Si trova a Dbayeh, nella zona orientale della capitale libanese. I problemi legati a scuola, sanità e lavoro.
Beirut
Visto dall’alto della collina che sovrasta l’autostrada Beirut-Tripoli, il contrasto è di quelli che tolgono il fiato. A circa 15 chilometri dall’aeroporto internazionale Rafik Hariri, in direzione Est, svetta l’hotel Royal, un lussuoso albergo a cinque stelle, con camere che vanno – per il pernottamento e la prima colazione, tasse incluse – da 176 (la Deluxe room) a 1.502 euro (l’Ambassador suite). Le baracche gli sono addosso, vociante e odoroso grumo di povertà mista a disperazione.
Benvenuti a Dbayeh, uno dei dodici campi palestinesi in Libano, l’unico che ospita solo rifugiati cristiani, originari della Galilea, 600 famiglie, poco più di 4 mila persone, uomini, donne e bambini spogliati del diritto, privati del futuro. Ad accogliere la delegazione della Fondazione Giovanni Paolo II è suor Johanna, una delle tre Piccole sorelle di Nazareth che vivono stabilmente in mezzo al degrado. Affiancano la religiosa Oriana Villa e Daniele Maldera, qui per un anno nell’ambito di un progetto di servizio civile all’estero gestito dal Migrants Center della Caritas libanese e dalla Caritas ambrosiana.
«Il campo nasce nel 1956», raccontano Oriana e Daniele. «Il terreno è di proprietà del monastero maronita di San Giuseppe. Le condizioni di vita sono alquanto dure. Chi non ha i soldi per permettersi un generatore non ha neppure l’energia per scaldare l’acqua. L’apposita agenzia dell’Onu che assiste i rifugiati, l’Unrwa, ha una scuola che però è distante e non offre una preparazione sufficiente. Dal punto di vista sanitario, poi, fino ai 60 anni l’assistenza è garantita e gratuita ma mancano diversi medicinali, come quelli contro il diabete, molto diffuso. Gli anziani, infine, dipendono dall’aiuto delle suore e delle Ong che operano nel campo. Esistono attività di socializzazione per chi è avanti negli anni. Caritas ambrosiana sta studiando iniziative simili per i più giovani».

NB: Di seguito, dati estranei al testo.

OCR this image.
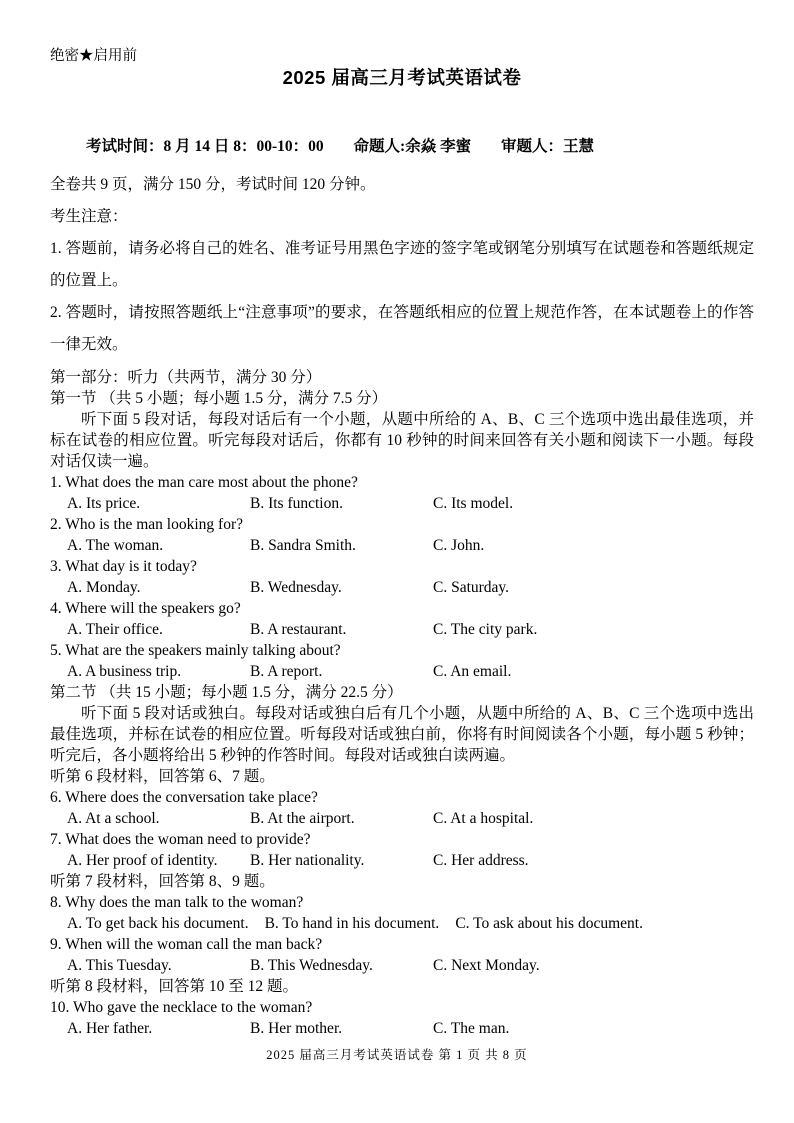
绝密★启用前
2025 届高三月考试英语试卷
考试时间：8 月 14 日 8：00-10：00 命题人:余焱 李蜜 审题人：王慧
全卷共 9 页，满分 150 分，考试时间 120 分钟。
考生注意：
1. 答题前，请务必将自己的姓名、准考证号用黑色字迹的签字笔或钢笔分别填写在试题卷和答题纸规定的位置上。
2. 答题时，请按照答题纸上“注意事项”的要求，在答题纸相应的位置上规范作答，在本试题卷上的作答一律无效。
第一部分：听力（共两节，满分 30 分）
第一节 （共 5 小题；每小题 1.5 分，满分 7.5 分）
听下面 5 段对话，每段对话后有一个小题，从题中所给的 A、B、C 三个选项中选出最佳选项，并标在试卷的相应位置。听完每段对话后，你都有 10 秒钟的时间来回答有关小题和阅读下一小题。每段对话仅读一遍。
1. What does the man care most about the phone?
A. Its price.	B. Its function.	C. Its model.
2. Who is the man looking for?
A. The woman.	B. Sandra Smith.	C. John.
3. What day is it today?
A. Monday.	B. Wednesday.	C. Saturday.
4. Where will the speakers go?
A. Their office.	B. A restaurant.	C. The city park.
5. What are the speakers mainly talking about?
A. A business trip.	B. A report.	C. An email.
第二节 （共 15 小题；每小题 1.5 分，满分 22.5 分）
听下面 5 段对话或独白。每段对话或独白后有几个小题，从题中所给的 A、B、C 三个选项中选出最佳选项，并标在试卷的相应位置。听每段对话或独白前，你将有时间阅读各个小题，每小题 5 秒钟；听完后，各小题将给出 5 秒钟的作答时间。每段对话或独白读两遍。
听第 6 段材料，回答第 6、7 题。
6. Where does the conversation take place?
A. At a school.	B. At the airport.	C. At a hospital.
7. What does the woman need to provide?
A. Her proof of identity.	B. Her nationality.	C. Her address.
听第 7 段材料，回答第 8、9 题。
8. Why does the man talk to the woman?
A. To get back his document.	B. To hand in his document.	C. To ask about his document.
9. When will the woman call the man back?
A. This Tuesday.	B. This Wednesday.	C. Next Monday.
听第 8 段材料，回答第 10 至 12 题。
10. Who gave the necklace to the woman?
A. Her father.	B. Her mother.	C. The man.
2025 届高三月考试英语试卷 第 1 页 共 8 页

Per il resto, anche i palestinesi cristiani di Dbayeh si misurano con i gravi problemi che affliggono i rifugiati palestinesi musulmani sparsi negli altri campi. «Possono entrare e uscire quando vogliono», riprendono Oriana e Daniele. «Una volta fuori, però, scontano la sostanziale ostilità del mondo che li circonda la quale si traduce in una serie di professioni e di mestieri interdetti (erano oltre 70 fino al 2005, una riforma legislativa li ha “ridotti” a una ventina, ndr), in severe limitazioni circa il diritto di proprietà, in stipendi dimezzati rispetto ai libanesi doc: in media, 350 dollari al mese contro 700. Le Piccole sorelle di Nazareth, noi e altri operatori ce la mettiamo tutta. Ma le difficoltà sono tante. Prendiamo l’istruzione. Una quindicina di bambini non va a scuola perché i genitori, impossibilitati a pagare le rette delle scuole private, reputano inutile farli andare nelle pluriclassi dell’Unrwa dove a 12-13 anni non si è ancora imparato né a leggere né a scrivere».
La Fondazione Giovanni Paolo II ha deciso di finanziare borse di studio per i piccoli palestinesi cristiani e, se le donazioni saranno sufficienti, anche per i bambini poveri libanesi. Si punta a raccogliere 365 euro per studente: l’equivalente di un caffè al giorno, per un anno.